Cette ouverture généralisée incite certaines personnes à transporter et introduire ces écrevisses exogènes ailleurs pour pouvoir les pêcher au plus près de chez elles, comme l’atteste, par exemple, la dissémination de l’espèce en amont et en aval des barrages de la Sélune et à partir du foyer originel d’introduction qui est la rivière la Gance.
Or, le règlement UE n°1143/2014 (…) impose que les états membres prennent toutes les mesures nécessaires pour prévenir l’introduction ou la propagation d’espèces exotiques envahissantes et parmi les 49 espèces sur la liste de la commission européenne on retrouve justement l’écrevisse américaine, l’écrevisse de Californie et l’écrevisse de Louisiane.

Les différentes espèces d’écrevisses

Une interdiction de pêche permanente

Nous rappelions le potentiel reproducteur bien supérieur et la grande agressivité de ces écrevisses exotiques et le fait qu’elles peuvent être porteuses d’un champignon responsable de la peste des écrevisses.

Nous demandions, comme cela se fait déjà dans le Calvados, l’interdiction permanente de pêcher toutes les espèces d’écrevisses dans les eaux de 1ère catégorie et certaines de 2ième catégorie.

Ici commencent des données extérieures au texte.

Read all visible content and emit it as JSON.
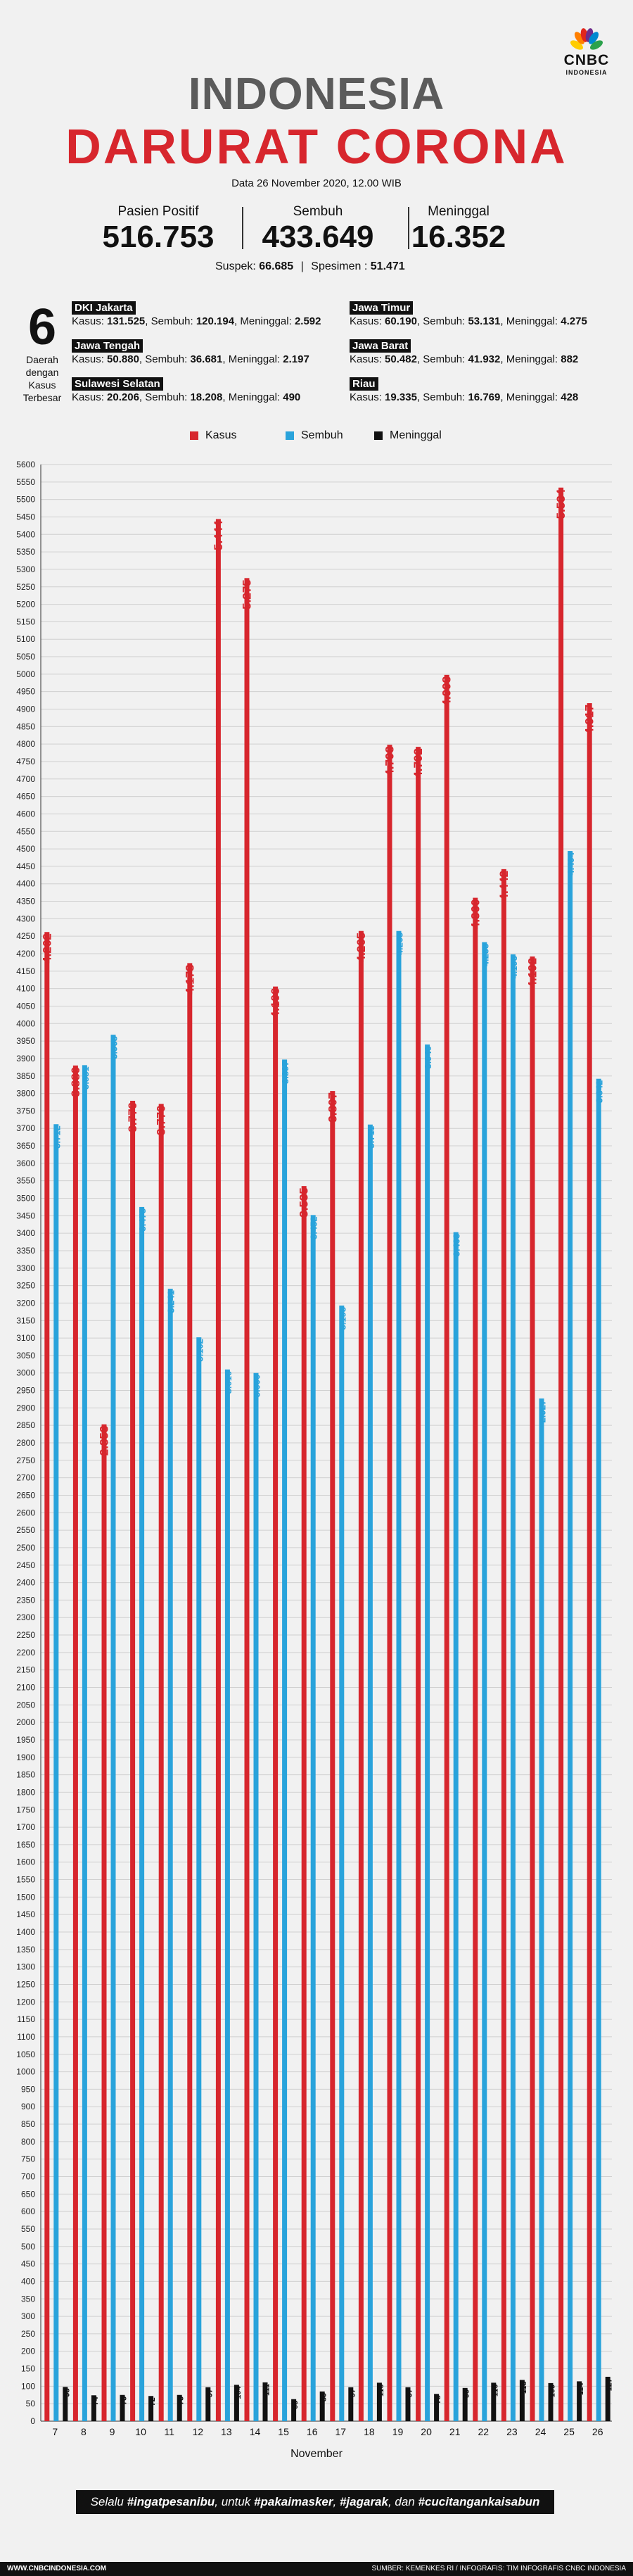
{
  "header": {
    "logo_text": "CNBC",
    "logo_sub": "INDONESIA",
    "title_line1": "INDONESIA",
    "title_line2": "DARURAT CORONA",
    "date": "Data 26 November 2020, 12.00 WIB"
  },
  "stats": [
    {
      "label": "Pasien Positif",
      "value": "516.753"
    },
    {
      "label": "Sembuh",
      "value": "433.649"
    },
    {
      "label": "Meninggal",
      "value": "16.352"
    }
  ],
  "suspek": {
    "label": "Suspek:",
    "value": "66.685",
    "sep": "|",
    "spesimen_label": "Spesimen :",
    "spesimen_value": "51.471"
  },
  "top_regions": {
    "count": "6",
    "caption": [
      "Daerah",
      "dengan",
      "Kasus",
      "Terbesar"
    ],
    "regions": [
      {
        "name": "DKI Jakarta",
        "p1": "Kasus: ",
        "kasus": "131.525",
        "p2": ", Sembuh: ",
        "sembuh": "120.194",
        "p3": ", Meninggal: ",
        "meninggal": "2.592"
      },
      {
        "name": "Jawa Timur",
        "p1": "Kasus: ",
        "kasus": "60.190",
        "p2": ", Sembuh: ",
        "sembuh": "53.131",
        "p3": ", Meninggal: ",
        "meninggal": "4.275"
      },
      {
        "name": "Jawa Tengah",
        "p1": "Kasus: ",
        "kasus": "50.880",
        "p2": ", Sembuh: ",
        "sembuh": "36.681",
        "p3": ", Meninggal: ",
        "meninggal": "2.197"
      },
      {
        "name": "Jawa Barat",
        "p1": "Kasus: ",
        "kasus": "50.482",
        "p2": ", Sembuh: ",
        "sembuh": "41.932",
        "p3": ", Meninggal: ",
        "meninggal": "882"
      },
      {
        "name": "Sulawesi Selatan",
        "p1": "Kasus: ",
        "kasus": "20.206",
        "p2": ", Sembuh: ",
        "sembuh": "18.208",
        "p3": ", Meninggal: ",
        "meninggal": "490"
      },
      {
        "name": "Riau",
        "p1": "Kasus: ",
        "kasus": "19.335",
        "p2": ", Sembuh: ",
        "sembuh": "16.769",
        "p3": ", Meninggal: ",
        "meninggal": "428"
      }
    ]
  },
  "colors": {
    "kasus": "#d7262d",
    "sembuh": "#29a3db",
    "meninggal": "#111111"
  },
  "chart_data": {
    "type": "bar",
    "xlabel": "November",
    "ylabel": "",
    "ylim": [
      0,
      5600
    ],
    "ytick_step": 50,
    "grid": true,
    "legend_placement": "top",
    "categories": [
      "7",
      "8",
      "9",
      "10",
      "11",
      "12",
      "13",
      "14",
      "15",
      "16",
      "17",
      "18",
      "19",
      "20",
      "21",
      "22",
      "23",
      "24",
      "25",
      "26"
    ],
    "series": [
      {
        "name": "Kasus",
        "values": [
          4262,
          3880,
          2853,
          3779,
          3770,
          4173,
          5444,
          5275,
          4106,
          3535,
          3807,
          4265,
          4798,
          4792,
          4998,
          4360,
          4442,
          4192,
          5534,
          4917
        ],
        "labels": [
          "4.262",
          "3.880",
          "2.853",
          "3.779",
          "3.770",
          "4.173",
          "5.444",
          "5.275",
          "4.106",
          "3.535",
          "3.807",
          "4.265",
          "4.798",
          "4.792",
          "4.998",
          "4.360",
          "4.442",
          "4.192",
          "5.534",
          "4.917"
        ]
      },
      {
        "name": "Sembuh",
        "values": [
          3712,
          3881,
          3968,
          3475,
          3241,
          3102,
          3010,
          3000,
          3897,
          3452,
          3193,
          3711,
          4265,
          3940,
          3403,
          4233,
          4198,
          2927,
          4494,
          3842
        ],
        "labels": [
          "3.712",
          "3.881",
          "3.968",
          "3.475",
          "3.241",
          "3.102",
          "3.010",
          "3.000",
          "3.897",
          "3.452",
          "3.193",
          "3.711",
          "4.265",
          "3.940",
          "3.403",
          "4.233",
          "4.198",
          "2.927",
          "4.494",
          "3.842"
        ]
      },
      {
        "name": "Meninggal",
        "values": [
          98,
          74,
          75,
          72,
          75,
          97,
          104,
          111,
          63,
          85,
          97,
          110,
          97,
          78,
          95,
          110,
          118,
          109,
          114,
          127
        ],
        "labels": [
          "98",
          "74",
          "75",
          "72",
          "75",
          "97",
          "104",
          "111",
          "63",
          "85",
          "97",
          "110",
          "97",
          "78",
          "95",
          "110",
          "118",
          "109",
          "114",
          "127"
        ]
      }
    ]
  },
  "banner": {
    "p1": "Selalu ",
    "h1": "#ingatpesanibu",
    "p2": ", untuk ",
    "h2": "#pakaimasker",
    "p3": ", ",
    "h3": "#jagarak",
    "p4": ", dan ",
    "h4": "#cucitangankaisabun"
  },
  "footer": {
    "left": "WWW.CNBCINDONESIA.COM",
    "right": "SUMBER: KEMENKES RI / INFOGRAFIS: TIM INFOGRAFIS CNBC INDONESIA"
  }
}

Le préfet a rendu public fin janvier son arrêté et il est allé dans le sens de nos demandes en interdisant en permanence toute pêche à l’écrevisse et dans tout le département quel que soit la catégorie des rivières.

Espérons que cela suffira protéger notre écrevisse à pieds blancs en état de disparition dans notre beau département de la Manche.